The constructor for std::atomic<T> is not itself atomic, so it makes little sense to worry about the ordering of a store to it in your constructor (unless your constructor called a bunch of other functions and put the address of mInt somewhere that another thread could get it...)

Even better, use the copied value as an initializer, instead of doing an atomic store at all. (See also Nonlocking Way to Copy Atomics in Copy Constructor).

I think the only way this could be a problem is if you were doing something that's already undefined-behaviour, like using placement-new to construct a new Foo object in an already-shared location that could be read/written by other threads as you did this. This is obviously insane, so don't do that.

Having your class's memory-ordering behaviour match std::atomic<T>'s constructor (i.e. none for storing the initializer) seems like a good idea.

---

Only the caller knows whether sequential-consistency is required for the load from the source operand. Thus, you should let the caller choose by accepting a memory-order argument, with default=seq_cst (for consistency with std::atomic, not because that's what anyone is likely to want for this case). And yes, this is legal C++: copy constructor with default arguments

#include <atomic>

struct Foo
{
    std::atomic<int> mInt;

    Foo() {}
    Foo(const Foo& pOther, std::memory_order order = std::memory_order_seq_cst)
        : mInt(pOther.mInt.load(order))
    {}
};

This compiles the way I expected: with ordering for the load but no ordering for the store. (e.g. looking at the asm output for ARM64 shows that the load uses ldar to do an acquire-load, but the store is just a simple str).

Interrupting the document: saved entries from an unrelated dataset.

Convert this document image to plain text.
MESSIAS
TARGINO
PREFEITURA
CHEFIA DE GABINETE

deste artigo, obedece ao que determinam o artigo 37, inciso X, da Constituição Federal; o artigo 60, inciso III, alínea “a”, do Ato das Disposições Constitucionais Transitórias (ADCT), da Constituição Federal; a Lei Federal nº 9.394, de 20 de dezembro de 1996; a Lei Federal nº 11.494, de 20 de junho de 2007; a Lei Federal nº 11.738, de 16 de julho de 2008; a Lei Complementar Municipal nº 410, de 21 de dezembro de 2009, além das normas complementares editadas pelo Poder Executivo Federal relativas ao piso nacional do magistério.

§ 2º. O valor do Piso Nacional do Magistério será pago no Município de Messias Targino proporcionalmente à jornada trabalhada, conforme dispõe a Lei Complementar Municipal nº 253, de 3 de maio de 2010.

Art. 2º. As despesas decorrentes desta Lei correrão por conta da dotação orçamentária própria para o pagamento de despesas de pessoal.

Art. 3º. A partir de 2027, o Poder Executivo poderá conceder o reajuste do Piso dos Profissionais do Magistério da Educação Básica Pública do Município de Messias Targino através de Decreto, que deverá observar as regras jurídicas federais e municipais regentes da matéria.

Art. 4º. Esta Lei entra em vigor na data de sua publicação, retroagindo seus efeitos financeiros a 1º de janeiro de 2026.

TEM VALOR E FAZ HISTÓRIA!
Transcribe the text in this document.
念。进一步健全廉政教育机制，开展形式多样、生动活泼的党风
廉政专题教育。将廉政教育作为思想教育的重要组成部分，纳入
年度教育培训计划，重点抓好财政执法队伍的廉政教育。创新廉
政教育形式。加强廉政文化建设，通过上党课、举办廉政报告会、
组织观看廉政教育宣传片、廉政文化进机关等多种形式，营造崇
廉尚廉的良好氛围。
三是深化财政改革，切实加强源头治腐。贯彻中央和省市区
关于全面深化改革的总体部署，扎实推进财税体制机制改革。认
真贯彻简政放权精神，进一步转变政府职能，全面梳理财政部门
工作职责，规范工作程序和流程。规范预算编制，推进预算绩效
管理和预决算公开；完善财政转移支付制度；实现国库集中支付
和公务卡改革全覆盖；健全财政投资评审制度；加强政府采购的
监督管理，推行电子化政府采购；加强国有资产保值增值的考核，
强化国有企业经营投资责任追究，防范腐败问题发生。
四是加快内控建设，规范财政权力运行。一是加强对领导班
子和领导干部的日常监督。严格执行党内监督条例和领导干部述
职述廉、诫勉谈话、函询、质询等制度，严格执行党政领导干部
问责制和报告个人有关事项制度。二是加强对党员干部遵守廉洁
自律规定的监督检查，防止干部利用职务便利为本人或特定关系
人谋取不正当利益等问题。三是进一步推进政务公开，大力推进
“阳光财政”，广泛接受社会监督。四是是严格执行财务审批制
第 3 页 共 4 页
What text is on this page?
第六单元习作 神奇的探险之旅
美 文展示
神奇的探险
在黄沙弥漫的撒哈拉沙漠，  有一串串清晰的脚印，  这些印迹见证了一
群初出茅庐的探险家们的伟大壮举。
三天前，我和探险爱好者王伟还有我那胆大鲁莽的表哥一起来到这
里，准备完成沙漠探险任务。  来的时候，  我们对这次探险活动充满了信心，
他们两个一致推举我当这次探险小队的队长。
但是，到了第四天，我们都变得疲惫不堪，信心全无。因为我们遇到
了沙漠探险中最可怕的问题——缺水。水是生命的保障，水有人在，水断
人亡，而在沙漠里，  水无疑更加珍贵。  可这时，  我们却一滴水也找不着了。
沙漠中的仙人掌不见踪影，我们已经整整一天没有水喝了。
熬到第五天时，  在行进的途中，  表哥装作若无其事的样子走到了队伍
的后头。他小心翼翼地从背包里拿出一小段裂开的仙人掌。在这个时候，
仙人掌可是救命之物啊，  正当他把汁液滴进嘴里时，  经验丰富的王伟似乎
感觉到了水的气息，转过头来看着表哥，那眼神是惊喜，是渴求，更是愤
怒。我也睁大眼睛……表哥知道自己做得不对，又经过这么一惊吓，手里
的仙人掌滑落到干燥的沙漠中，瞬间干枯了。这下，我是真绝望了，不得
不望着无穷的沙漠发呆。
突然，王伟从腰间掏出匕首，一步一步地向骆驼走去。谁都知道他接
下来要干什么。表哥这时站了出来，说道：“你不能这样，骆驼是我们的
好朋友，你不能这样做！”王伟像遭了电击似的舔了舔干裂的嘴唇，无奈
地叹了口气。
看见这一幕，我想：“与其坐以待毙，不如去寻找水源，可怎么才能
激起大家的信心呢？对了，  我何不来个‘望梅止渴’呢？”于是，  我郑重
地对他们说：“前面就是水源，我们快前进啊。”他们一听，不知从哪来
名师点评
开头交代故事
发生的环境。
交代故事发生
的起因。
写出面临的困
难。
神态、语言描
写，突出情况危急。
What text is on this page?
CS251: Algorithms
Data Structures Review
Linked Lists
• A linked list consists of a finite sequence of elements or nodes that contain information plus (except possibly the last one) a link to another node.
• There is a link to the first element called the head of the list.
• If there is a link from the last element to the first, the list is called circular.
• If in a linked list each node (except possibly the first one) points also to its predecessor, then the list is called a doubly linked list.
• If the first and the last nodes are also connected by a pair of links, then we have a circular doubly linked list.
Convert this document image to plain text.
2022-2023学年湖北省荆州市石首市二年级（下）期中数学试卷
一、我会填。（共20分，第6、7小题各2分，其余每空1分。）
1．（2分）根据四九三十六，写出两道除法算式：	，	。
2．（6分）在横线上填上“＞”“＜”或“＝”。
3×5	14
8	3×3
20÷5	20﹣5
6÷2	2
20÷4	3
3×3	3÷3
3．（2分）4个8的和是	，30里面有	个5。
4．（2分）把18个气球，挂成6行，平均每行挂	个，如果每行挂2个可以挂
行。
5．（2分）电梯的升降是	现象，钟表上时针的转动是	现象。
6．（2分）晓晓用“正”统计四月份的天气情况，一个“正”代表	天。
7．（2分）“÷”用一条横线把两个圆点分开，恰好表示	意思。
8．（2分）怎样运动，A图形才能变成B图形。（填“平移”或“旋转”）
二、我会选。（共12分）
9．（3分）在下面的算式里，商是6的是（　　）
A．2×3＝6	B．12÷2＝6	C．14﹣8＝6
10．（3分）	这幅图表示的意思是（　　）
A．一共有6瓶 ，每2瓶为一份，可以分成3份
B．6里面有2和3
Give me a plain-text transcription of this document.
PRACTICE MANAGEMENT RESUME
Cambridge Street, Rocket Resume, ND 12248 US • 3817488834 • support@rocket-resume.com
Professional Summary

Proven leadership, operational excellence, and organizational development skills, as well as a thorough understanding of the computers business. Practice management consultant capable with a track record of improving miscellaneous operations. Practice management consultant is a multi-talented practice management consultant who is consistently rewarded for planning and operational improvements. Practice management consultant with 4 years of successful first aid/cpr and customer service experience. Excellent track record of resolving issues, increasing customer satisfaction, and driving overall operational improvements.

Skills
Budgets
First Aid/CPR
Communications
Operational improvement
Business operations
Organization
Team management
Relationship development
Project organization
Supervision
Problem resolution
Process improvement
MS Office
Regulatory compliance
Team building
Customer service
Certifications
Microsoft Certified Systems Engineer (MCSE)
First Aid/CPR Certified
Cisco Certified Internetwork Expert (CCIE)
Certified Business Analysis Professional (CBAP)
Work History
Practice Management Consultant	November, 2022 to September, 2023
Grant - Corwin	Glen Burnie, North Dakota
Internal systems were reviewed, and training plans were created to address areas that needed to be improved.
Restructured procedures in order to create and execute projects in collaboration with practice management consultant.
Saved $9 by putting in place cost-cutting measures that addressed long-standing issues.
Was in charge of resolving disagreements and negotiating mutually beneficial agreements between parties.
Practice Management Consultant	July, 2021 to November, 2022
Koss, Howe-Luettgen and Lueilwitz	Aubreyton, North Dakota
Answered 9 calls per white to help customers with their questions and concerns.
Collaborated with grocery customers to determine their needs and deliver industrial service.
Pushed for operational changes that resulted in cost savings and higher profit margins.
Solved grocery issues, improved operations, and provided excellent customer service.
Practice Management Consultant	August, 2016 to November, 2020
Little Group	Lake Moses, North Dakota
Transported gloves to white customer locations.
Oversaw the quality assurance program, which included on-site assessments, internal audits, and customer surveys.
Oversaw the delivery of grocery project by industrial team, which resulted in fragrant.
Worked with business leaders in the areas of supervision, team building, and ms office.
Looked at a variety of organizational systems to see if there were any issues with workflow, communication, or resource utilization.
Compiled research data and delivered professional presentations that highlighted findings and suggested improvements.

I tested it with this caller (Godbolt compiler explorer) which constructs one on the stack and then passes its address to a non-inline function that might make that address available to other threads. So it can't optimize away.

void extf(Foo &);    // non-inline function

void test(const Foo *p) {
    Foo tmp(*p);
    extf(tmp);
}

Whatever extf() does to make the address available to other threads should use a release-store, which ensures that any other thread which sees that address will see a properly-constructed Foo. This is a normal requirement, and is why it's totally fine that the initializer isn't even atomic.

---

Note that it's impossible to do a move between two different memory locations as a single atomic operation (in C++11 or on any hardware I'm aware of), so it's unlikely that a strong ordering will be useful.

Even defining whether such a move is atomic or not is problematic, because atomicity only exists in the eyes of an observer. Since it's impossible to observe two memory locations at the same time it's a meaningless concept. (Unless they're adjacent and you can get them both with a single atomic load).

Answer 3

No, if you don't know how it will be used, you should use memory_order_seq_cst to be safe. If you use memory_order_relaxed, you could run into issues with instructions being reordered.